A useful framework in one context might not have the same strength in other contexts. However, we see how the DEDA framework can be used in various contexts outside of the Netherlands and not be limited to public administration. An EU Horizon 2020 project report recommends using the DEDA framework for developing codes of conduct for digital citizenship (Colman et al. 2018). The U.S. American Federal Data Strategy explicitly mentions the DEDA framework as a useful resource in a recent draft version of their data ethics framework.Footnote 20 In an international academic context, the Association of Internet Researchers indicates that the DEDA framework has informed a recent edition of their code of conduct (Franzke et al. 2019). The DEDA framework has not yet been sufficiently tested in the corporate world, but in a comparative overview of “Business Process Tools Mapped to IFC Technological Code of Conduct”, technology providers and decision makers are identified as the key target audience for DEDA (Myers and Nejkov 2020, 6).

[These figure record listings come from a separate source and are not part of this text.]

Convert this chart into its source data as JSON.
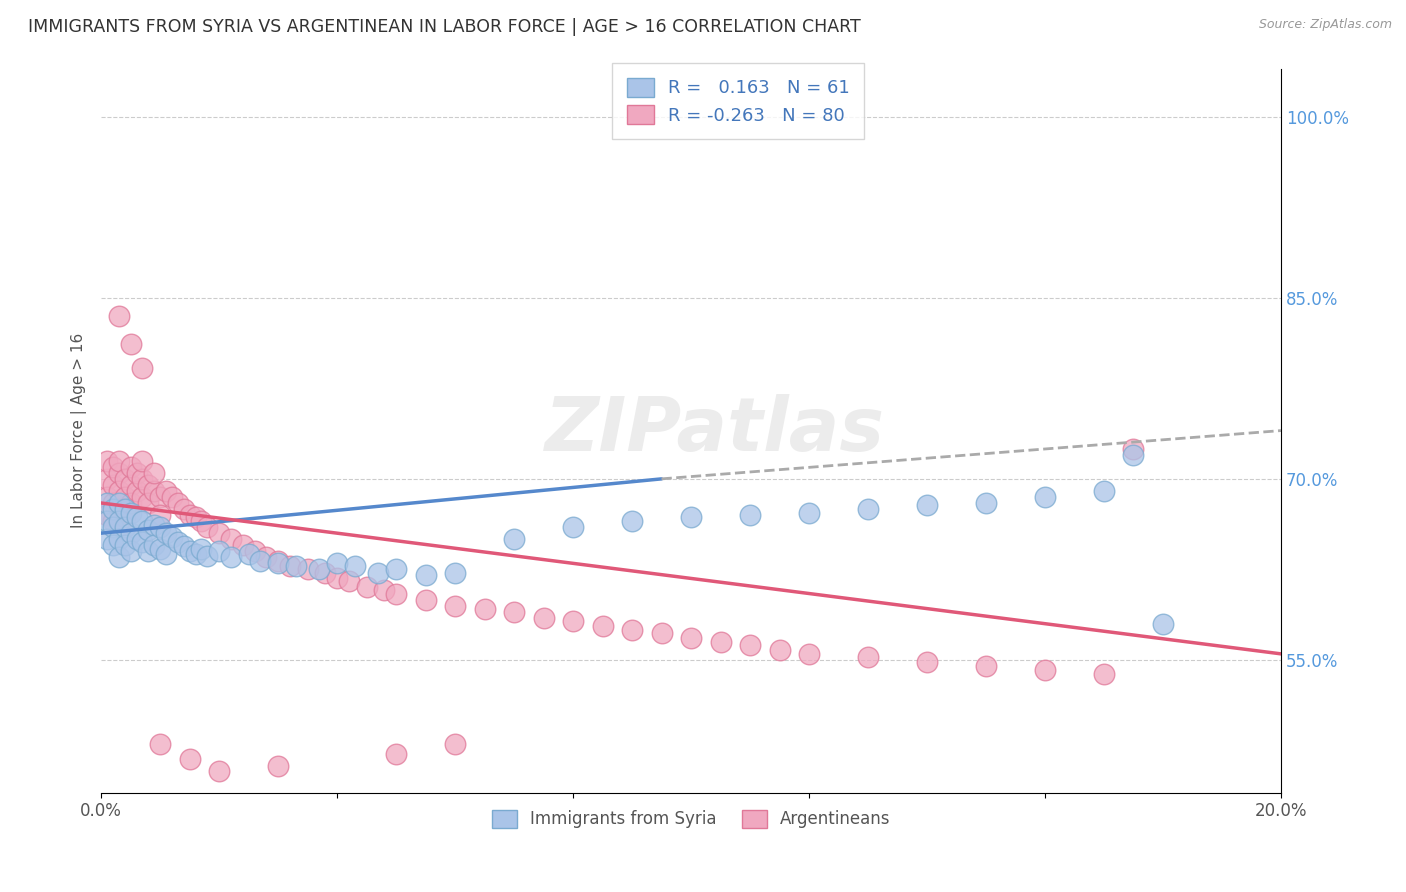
{
  "title": "IMMIGRANTS FROM SYRIA VS ARGENTINEAN IN LABOR FORCE | AGE > 16 CORRELATION CHART",
  "source": "Source: ZipAtlas.com",
  "ylabel": "In Labor Force | Age > 16",
  "xlim": [
    0.0,
    0.2
  ],
  "ylim": [
    0.44,
    1.04
  ],
  "xtick_positions": [
    0.0,
    0.04,
    0.08,
    0.12,
    0.16,
    0.2
  ],
  "xticklabels": [
    "0.0%",
    "",
    "",
    "",
    "",
    "20.0%"
  ],
  "yticks_right": [
    1.0,
    0.85,
    0.7,
    0.55
  ],
  "ytick_right_labels": [
    "100.0%",
    "85.0%",
    "70.0%",
    "55.0%"
  ],
  "R_syria": 0.163,
  "N_syria": 61,
  "R_arg": -0.263,
  "N_arg": 80,
  "color_syria_fill": "#aac4e8",
  "color_syria_edge": "#7aaad0",
  "color_arg_fill": "#f0a8c0",
  "color_arg_edge": "#e07898",
  "color_syria_line": "#5588cc",
  "color_arg_line": "#e05878",
  "watermark": "ZIPatlas",
  "background_color": "#ffffff",
  "grid_color": "#cccccc",
  "title_color": "#333333",
  "legend_text_color": "#4477bb",
  "right_axis_color": "#5599dd",
  "syria_x": [
    0.001,
    0.001,
    0.001,
    0.002,
    0.002,
    0.002,
    0.003,
    0.003,
    0.003,
    0.003,
    0.004,
    0.004,
    0.004,
    0.005,
    0.005,
    0.005,
    0.006,
    0.006,
    0.007,
    0.007,
    0.008,
    0.008,
    0.009,
    0.009,
    0.01,
    0.01,
    0.011,
    0.011,
    0.012,
    0.013,
    0.014,
    0.015,
    0.016,
    0.017,
    0.018,
    0.02,
    0.022,
    0.025,
    0.027,
    0.03,
    0.033,
    0.037,
    0.04,
    0.043,
    0.047,
    0.05,
    0.055,
    0.06,
    0.07,
    0.08,
    0.09,
    0.1,
    0.11,
    0.12,
    0.13,
    0.14,
    0.15,
    0.16,
    0.17,
    0.175,
    0.18
  ],
  "syria_y": [
    0.68,
    0.665,
    0.65,
    0.675,
    0.66,
    0.645,
    0.68,
    0.665,
    0.65,
    0.635,
    0.675,
    0.66,
    0.645,
    0.672,
    0.655,
    0.64,
    0.668,
    0.65,
    0.665,
    0.648,
    0.658,
    0.64,
    0.662,
    0.645,
    0.66,
    0.642,
    0.655,
    0.638,
    0.652,
    0.648,
    0.644,
    0.64,
    0.638,
    0.642,
    0.636,
    0.64,
    0.635,
    0.638,
    0.632,
    0.63,
    0.628,
    0.625,
    0.63,
    0.628,
    0.622,
    0.625,
    0.62,
    0.622,
    0.65,
    0.66,
    0.665,
    0.668,
    0.67,
    0.672,
    0.675,
    0.678,
    0.68,
    0.685,
    0.69,
    0.72,
    0.58
  ],
  "arg_x": [
    0.001,
    0.001,
    0.001,
    0.001,
    0.002,
    0.002,
    0.002,
    0.002,
    0.003,
    0.003,
    0.003,
    0.003,
    0.004,
    0.004,
    0.004,
    0.005,
    0.005,
    0.005,
    0.006,
    0.006,
    0.007,
    0.007,
    0.007,
    0.008,
    0.008,
    0.009,
    0.009,
    0.01,
    0.01,
    0.011,
    0.012,
    0.013,
    0.014,
    0.015,
    0.016,
    0.017,
    0.018,
    0.02,
    0.022,
    0.024,
    0.026,
    0.028,
    0.03,
    0.032,
    0.035,
    0.038,
    0.04,
    0.042,
    0.045,
    0.048,
    0.05,
    0.055,
    0.06,
    0.065,
    0.07,
    0.075,
    0.08,
    0.085,
    0.09,
    0.095,
    0.1,
    0.105,
    0.11,
    0.115,
    0.12,
    0.13,
    0.14,
    0.15,
    0.16,
    0.17,
    0.003,
    0.005,
    0.007,
    0.01,
    0.015,
    0.02,
    0.03,
    0.05,
    0.06,
    0.175
  ],
  "arg_y": [
    0.7,
    0.685,
    0.715,
    0.67,
    0.695,
    0.71,
    0.68,
    0.665,
    0.705,
    0.69,
    0.715,
    0.675,
    0.7,
    0.685,
    0.668,
    0.695,
    0.71,
    0.68,
    0.69,
    0.705,
    0.685,
    0.7,
    0.715,
    0.695,
    0.68,
    0.69,
    0.705,
    0.685,
    0.67,
    0.69,
    0.685,
    0.68,
    0.675,
    0.67,
    0.668,
    0.665,
    0.66,
    0.655,
    0.65,
    0.645,
    0.64,
    0.635,
    0.632,
    0.628,
    0.625,
    0.622,
    0.618,
    0.615,
    0.61,
    0.608,
    0.605,
    0.6,
    0.595,
    0.592,
    0.59,
    0.585,
    0.582,
    0.578,
    0.575,
    0.572,
    0.568,
    0.565,
    0.562,
    0.558,
    0.555,
    0.552,
    0.548,
    0.545,
    0.542,
    0.538,
    0.835,
    0.812,
    0.792,
    0.48,
    0.468,
    0.458,
    0.462,
    0.472,
    0.48,
    0.725
  ],
  "trend_syria_y0": 0.655,
  "trend_syria_y1": 0.73,
  "trend_arg_y0": 0.68,
  "trend_arg_y1": 0.555,
  "trend_syria_dash_x0": 0.095,
  "trend_syria_dash_y0": 0.7,
  "trend_syria_dash_x1": 0.2,
  "trend_syria_dash_y1": 0.74
}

Our own experience with commercial partners indicated a significant challenge for using the DEDA framework. While most municipal and government employees share a commitment to the explicit values of their organisation and can agree on their civic role, companies often have difficulties to identify shared values.


This paper has outlined the iterative development process of the DEDA framework and its evaluation. We have demonstrated an applicable ethics tool for data practices. Its relevance manifests in translating concepts of ethics by design, value-sensitive design and ethical pluralism into an applicable process. We have shown that the DEDA framework increases data ethical awareness. Contrary to other data and AI ethics guidelines, DEDA does not propose a strict set of rules and core values. It begins by making explicit the values that govern the organization wherein data practices are being developed. It provides an applicable process of adhering to values, adapting design, documenting design decisions, and implementing organizational changes to constitute ethical data practices and accountability. As such, the DEDA framework appears to be very compatible with the existing guidelines, which manifest core values to consider, but fall short when it comes to providing means of application.

Our examples have shown that DEDA is already effectively used in a number of municipalities and educational organisations in the Netherlands. As the DEDA framework is freely available online, it is difficult to track how it is used and by whom. So far, we have not implemented it structurally in other areas outside public management, nor outside of the Netherlands. However, positive feedback at various international conferences and workshopsFootnote 21 indicates that the framework might be useful in other countries and contexts. Shedding light on the complex decision-making processes within institutions, and determining if the DEDA framework would fit into these contexts and what kind of adaptations would be necessary, is research that needs to be done in the future. Engaging with the DEDA framework might also be useful for ethics scholars, allowing them to observe empirically how ethics are addressed when developing data practices and implementing algorithms. These insights might inform the conceptualization of an ethics for a digital society.